10. Maimunah bint al-Haris
Maimunah mengakhiri bab (topik kawin-mawin) kita yang amat sangat melecehi dan menyakitkan wanita. Saya mengkisahkan kepada Anda, cerita dari Maimunah untuk memperjelas sebuah unsur penting: Muhammad melarang banyak hal untuk orang lain, tetapi dia mengizinkannya untuk dirinya sendiri. Kaum Muslim mengetahui bahwa selama musim haji (Al-Hajj) pernikahan dilarang46a, namun Muhammad justru menikahi Maimunah bint al-Haris pada saat musim haji. Maimunah sedang berada di atas untanya, tetapi ketika dia melihat sang nabi, dia menjatuhkan dirinya dihadapannya dan berkata kepadanya bahwa unta dan semua yang di atasnya adalah milik nabi. Muhammad masih sempat mengingatkan dia bahwa mereka tengah dalam musim haji, namun Maimunah menjawab bahwa dia tidak ingin menunggu.
Apakah mungkin untuk Muhammad untuk menahan diri hingga akhirnya musim haji? Pengalaman masa lalunya membuktikan dua hal: dia tidak dapat menolak kecantikan wanita dan sebuah solusi selalu tersedia untuknya. Sorenya pada hari yang sama, sang nabi berkata kepadanya, “Sebuah ayat diturunkan kepadaku”:
”... dan perempuan mu’min yang menyerahkan dirinya kepada Nabi kalau Nabi mau mengawininya, sebagai pengkhususan bagimu, bukan untuk semua orang mu’min ... supaya tidak menjadi kesempitan bagimu...”30
Sehingga Al-Abbas, paman nabi meresmikan, walau ia pernah mengomentari bahwa Muhammad sedang dalam pakaian Haji.31
Terlepas bahwa Muhammad memiliki banyak istri, Rasul Allah ini lagi-lagi tidak dapat menunggu berakhirnya masa datang bulan istri-istrinya. Dia memasuki mereka pada saat mereka sedang datang bulan, walaupun hal demikian diharamkan dalam Surat Al-Baqara.32
Dalam Hadits Sahih Muslim, Vol. I, halaman 590, kaum Muslim mengatakan, mengutip Nawai, bahwa Aisyah berkata:
“Jika salah satu dari kita sedang datang bulan, Rasul Allah memerintahkannya untuk datang kepadanya (Muhammad) untuk berhubungan intim, pada saat dia (istrinya) sedang berada dalam puncak datang bulannya.”

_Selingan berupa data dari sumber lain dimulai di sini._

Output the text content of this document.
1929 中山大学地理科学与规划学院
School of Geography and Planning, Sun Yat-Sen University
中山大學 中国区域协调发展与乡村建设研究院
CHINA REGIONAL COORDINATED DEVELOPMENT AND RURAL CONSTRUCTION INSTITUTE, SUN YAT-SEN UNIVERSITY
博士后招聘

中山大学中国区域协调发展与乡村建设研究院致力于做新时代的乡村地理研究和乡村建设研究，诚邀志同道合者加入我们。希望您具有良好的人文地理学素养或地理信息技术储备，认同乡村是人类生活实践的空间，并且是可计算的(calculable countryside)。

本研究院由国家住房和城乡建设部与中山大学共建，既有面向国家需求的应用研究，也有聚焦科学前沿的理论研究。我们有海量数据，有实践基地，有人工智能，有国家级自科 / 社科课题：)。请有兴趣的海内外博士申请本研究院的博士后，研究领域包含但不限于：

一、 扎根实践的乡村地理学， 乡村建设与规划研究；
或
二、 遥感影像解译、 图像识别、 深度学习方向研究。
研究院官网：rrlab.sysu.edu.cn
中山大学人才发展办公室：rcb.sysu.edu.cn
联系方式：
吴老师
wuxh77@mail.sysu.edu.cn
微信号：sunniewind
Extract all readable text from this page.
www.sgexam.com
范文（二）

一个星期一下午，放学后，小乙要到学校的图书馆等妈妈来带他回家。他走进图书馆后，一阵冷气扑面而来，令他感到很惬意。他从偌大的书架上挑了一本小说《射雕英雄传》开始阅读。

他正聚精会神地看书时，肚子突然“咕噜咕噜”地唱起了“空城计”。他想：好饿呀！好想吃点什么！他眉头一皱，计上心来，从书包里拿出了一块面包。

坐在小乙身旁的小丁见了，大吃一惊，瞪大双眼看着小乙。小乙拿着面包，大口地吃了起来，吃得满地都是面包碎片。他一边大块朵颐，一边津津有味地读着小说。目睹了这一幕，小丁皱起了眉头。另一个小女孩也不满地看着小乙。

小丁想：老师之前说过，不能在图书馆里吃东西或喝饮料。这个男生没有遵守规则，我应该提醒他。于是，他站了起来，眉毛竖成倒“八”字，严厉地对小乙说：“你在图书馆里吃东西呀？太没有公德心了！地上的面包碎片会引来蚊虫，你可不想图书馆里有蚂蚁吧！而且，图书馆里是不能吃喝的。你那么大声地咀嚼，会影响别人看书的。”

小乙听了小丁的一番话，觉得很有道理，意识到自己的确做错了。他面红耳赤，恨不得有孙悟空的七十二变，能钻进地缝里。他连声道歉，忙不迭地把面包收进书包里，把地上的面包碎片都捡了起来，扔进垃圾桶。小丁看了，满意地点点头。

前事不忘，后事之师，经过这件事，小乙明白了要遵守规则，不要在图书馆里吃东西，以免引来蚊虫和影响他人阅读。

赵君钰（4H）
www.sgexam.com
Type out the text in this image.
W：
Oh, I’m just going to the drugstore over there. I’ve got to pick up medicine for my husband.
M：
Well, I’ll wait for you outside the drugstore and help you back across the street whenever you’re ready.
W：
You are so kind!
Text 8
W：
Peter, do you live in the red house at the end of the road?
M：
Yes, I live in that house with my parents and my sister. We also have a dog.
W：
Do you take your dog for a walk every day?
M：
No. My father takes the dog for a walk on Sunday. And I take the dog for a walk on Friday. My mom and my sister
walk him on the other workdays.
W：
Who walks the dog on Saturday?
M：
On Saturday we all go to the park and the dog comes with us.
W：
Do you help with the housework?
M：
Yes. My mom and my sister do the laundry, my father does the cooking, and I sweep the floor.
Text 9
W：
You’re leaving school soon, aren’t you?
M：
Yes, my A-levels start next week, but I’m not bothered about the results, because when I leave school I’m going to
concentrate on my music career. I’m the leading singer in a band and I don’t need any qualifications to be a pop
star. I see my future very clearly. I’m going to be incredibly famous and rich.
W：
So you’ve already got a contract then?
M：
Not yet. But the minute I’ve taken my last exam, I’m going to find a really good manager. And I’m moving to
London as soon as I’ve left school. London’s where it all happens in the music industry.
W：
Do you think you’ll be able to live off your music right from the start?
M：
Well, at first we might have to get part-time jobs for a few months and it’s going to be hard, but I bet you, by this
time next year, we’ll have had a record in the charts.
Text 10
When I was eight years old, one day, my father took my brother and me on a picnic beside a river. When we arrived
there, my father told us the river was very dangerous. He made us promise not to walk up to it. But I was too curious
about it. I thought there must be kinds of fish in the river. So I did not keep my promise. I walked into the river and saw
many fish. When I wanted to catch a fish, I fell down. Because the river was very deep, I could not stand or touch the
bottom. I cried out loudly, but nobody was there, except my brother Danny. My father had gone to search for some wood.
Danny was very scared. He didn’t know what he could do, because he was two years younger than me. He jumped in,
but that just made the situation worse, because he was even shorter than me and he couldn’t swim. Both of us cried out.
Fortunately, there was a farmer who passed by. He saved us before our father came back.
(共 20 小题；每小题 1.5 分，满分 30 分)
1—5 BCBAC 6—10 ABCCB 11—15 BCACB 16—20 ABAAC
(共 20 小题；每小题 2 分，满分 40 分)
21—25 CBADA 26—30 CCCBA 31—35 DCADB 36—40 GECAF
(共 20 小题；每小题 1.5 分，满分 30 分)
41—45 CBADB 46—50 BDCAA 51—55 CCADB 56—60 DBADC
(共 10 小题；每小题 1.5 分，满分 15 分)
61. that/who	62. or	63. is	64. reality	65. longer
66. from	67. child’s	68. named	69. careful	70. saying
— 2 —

Maimunah berkata: ”Rasul Allah biasa melakukan hubungan intim denganku ketika aku sedang datang bulan.” Umm Salamah mengatakan hal yang sama.33
Bagaimana bisa sang nabi itu dapat melakukan semua hal yang terlarang dalam agama Islam yang disiarkannya? Sangat jelas, kehidupan, tindakan dan perilakunya tidak pernah sesuai dengan model yang Tuhan perintahkan dalam ajaran-ajaran suciNya. Bagaimana mungkin para ulama berseru agar umat Muslim meneladani hidup sang Nabi?! Semoga umat Muslim dapat menggunakan kekuatan penalaran mereka untuk keluar dari bondage yang menjeratnya!